Thu, 21 Oct 2004

Fading Memories

IDE's

A developer, a hacker, is a craftsman. A craftsman of the engineering persuasion, but a craftsman nonetheless. And a craftsman values their tools. To the point where one can become passionate about tools. Which is one reason I'm so glad to work for Tryllian Solutions -- they allow their developers to choose their own tools to produce the code with. When I arrived at Tryllian, I got the choice between a Linux or a Windows 2000 desktop machine, or a laptop with either OS. And if I wanted to put SuSE on that laptop, no problem. And no nonsense about company-wide standardization on one IDE.


So, for a year or two I used Nedit, until I saw a colleague of mine use Emacs -- the productivity increase of Emacs' word completion made me switch. (Nowadays, Nedit is unusable because SuSE defaults to a utf-8 file system, and Motif apps can no longer open files.) XEmacs has been the tool of choice for me ever since: I have used it to write three books, a number of articles and reams of code for Tryllian, but also for Krita and for Kura.

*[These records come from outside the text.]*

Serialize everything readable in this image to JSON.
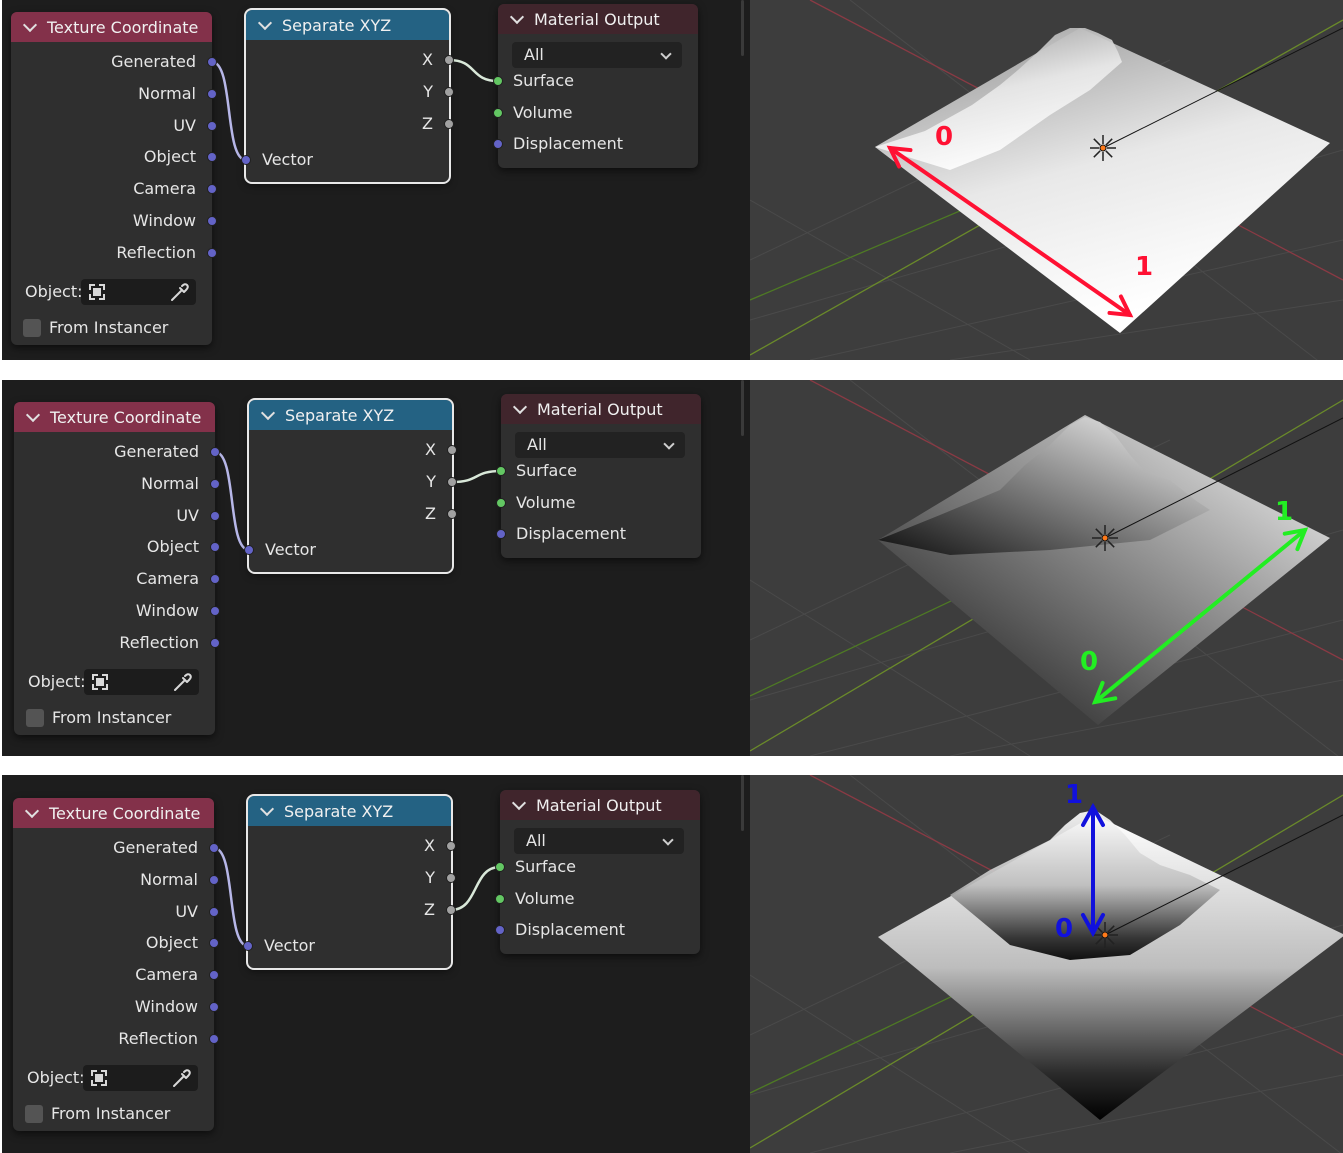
{
  "panels": [
    {
      "texture_coordinate": {
        "title": "Texture Coordinate",
        "outputs": [
          "Generated",
          "Normal",
          "UV",
          "Object",
          "Camera",
          "Window",
          "Reflection"
        ],
        "object_label": "Object:",
        "from_instancer_label": "From Instancer"
      },
      "separate_xyz": {
        "title": "Separate XYZ",
        "outputs": [
          "X",
          "Y",
          "Z"
        ],
        "input": "Vector"
      },
      "material_output": {
        "title": "Material Output",
        "target": "All",
        "inputs": [
          "Surface",
          "Volume",
          "Displacement"
        ]
      },
      "connected_component": "X",
      "annotation": {
        "color": "#ff1133",
        "start_label": "0",
        "end_label": "1"
      }
    },
    {
      "texture_coordinate": {
        "title": "Texture Coordinate",
        "outputs": [
          "Generated",
          "Normal",
          "UV",
          "Object",
          "Camera",
          "Window",
          "Reflection"
        ],
        "object_label": "Object:",
        "from_instancer_label": "From Instancer"
      },
      "separate_xyz": {
        "title": "Separate XYZ",
        "outputs": [
          "X",
          "Y",
          "Z"
        ],
        "input": "Vector"
      },
      "material_output": {
        "title": "Material Output",
        "target": "All",
        "inputs": [
          "Surface",
          "Volume",
          "Displacement"
        ]
      },
      "connected_component": "Y",
      "annotation": {
        "color": "#22ee22",
        "start_label": "0",
        "end_label": "1"
      }
    },
    {
      "texture_coordinate": {
        "title": "Texture Coordinate",
        "outputs": [
          "Generated",
          "Normal",
          "UV",
          "Object",
          "Camera",
          "Window",
          "Reflection"
        ],
        "object_label": "Object:",
        "from_instancer_label": "From Instancer"
      },
      "separate_xyz": {
        "title": "Separate XYZ",
        "outputs": [
          "X",
          "Y",
          "Z"
        ],
        "input": "Vector"
      },
      "material_output": {
        "title": "Material Output",
        "target": "All",
        "inputs": [
          "Surface",
          "Volume",
          "Displacement"
        ]
      },
      "connected_component": "Z",
      "annotation": {
        "color": "#1111dd",
        "start_label": "0",
        "end_label": "1"
      }
    }
  ],
  "colors": {
    "input_node_header": "#83314a",
    "converter_node_header": "#246283",
    "output_node_header": "#40252c",
    "vector_socket": "#6363c7",
    "float_socket": "#a1a1a1",
    "shader_socket": "#63c763"
  }
}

However, I'm wondering whether there isn't a switch coming on. Not to Eclipse: I truly abhor having that minuscule keyhole in the middle of the window for my code, with all the frills around taking up the rest of the space. Not to Netbeans: while Eclipse at least can handle Java and C++, Netbeans is Java only. And I hack in XML, Java, C++, Python and plain text. Beside, Netbeans is so ugly it must be seen to be believed. But KDevelop is a distinct possibility...

It has a good way of importing existing Java and C++ projects, and, being Qt-based C++, is easy enough for me to hack, so I can add some missing bits. Yesterday I already added a few lines of code to improve the Java ant support... A hackable tool is definitely an improvement over XEmacs, since I never got that far with Lisp.

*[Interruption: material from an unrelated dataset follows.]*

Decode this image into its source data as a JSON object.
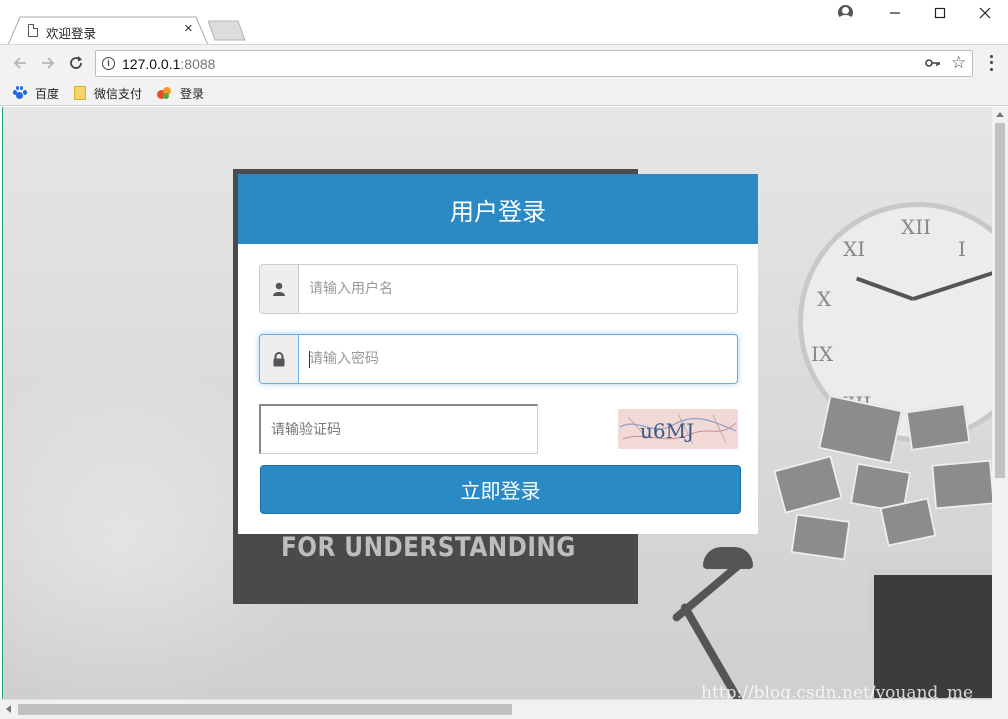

KDevelop has more advantages. It's a KDE application, so the menu bar get displayed in my top panel. It has this nice IDEAL mode where the fringe benefits that take up so much space in other IDE's hide away when you don't need them. The class browser works pretty well.

There are a few missing bits, too. The word completion is quite intrusive. I prefer to have a keybinding that explicitly shows the next completion, instead of a popup. There seems to be no way to save indentation settings per directory tree. That's important when you're hacking on KOffice, for instance. Kivio uses two spaces, Koffice libs four, Krita one tab. I know that for some people indentation is a religious matter, but it's not for me. Everything is okay with me, although I tend to prefer a light, airy look with lots of whitespace. So I want to conform to the existing standard for every (sub-)project. There's no way yet to save some project settings for Java ant projects, and KDevelop does crash from time to time, and it gets a bit slow when all of KOffice is inside one project.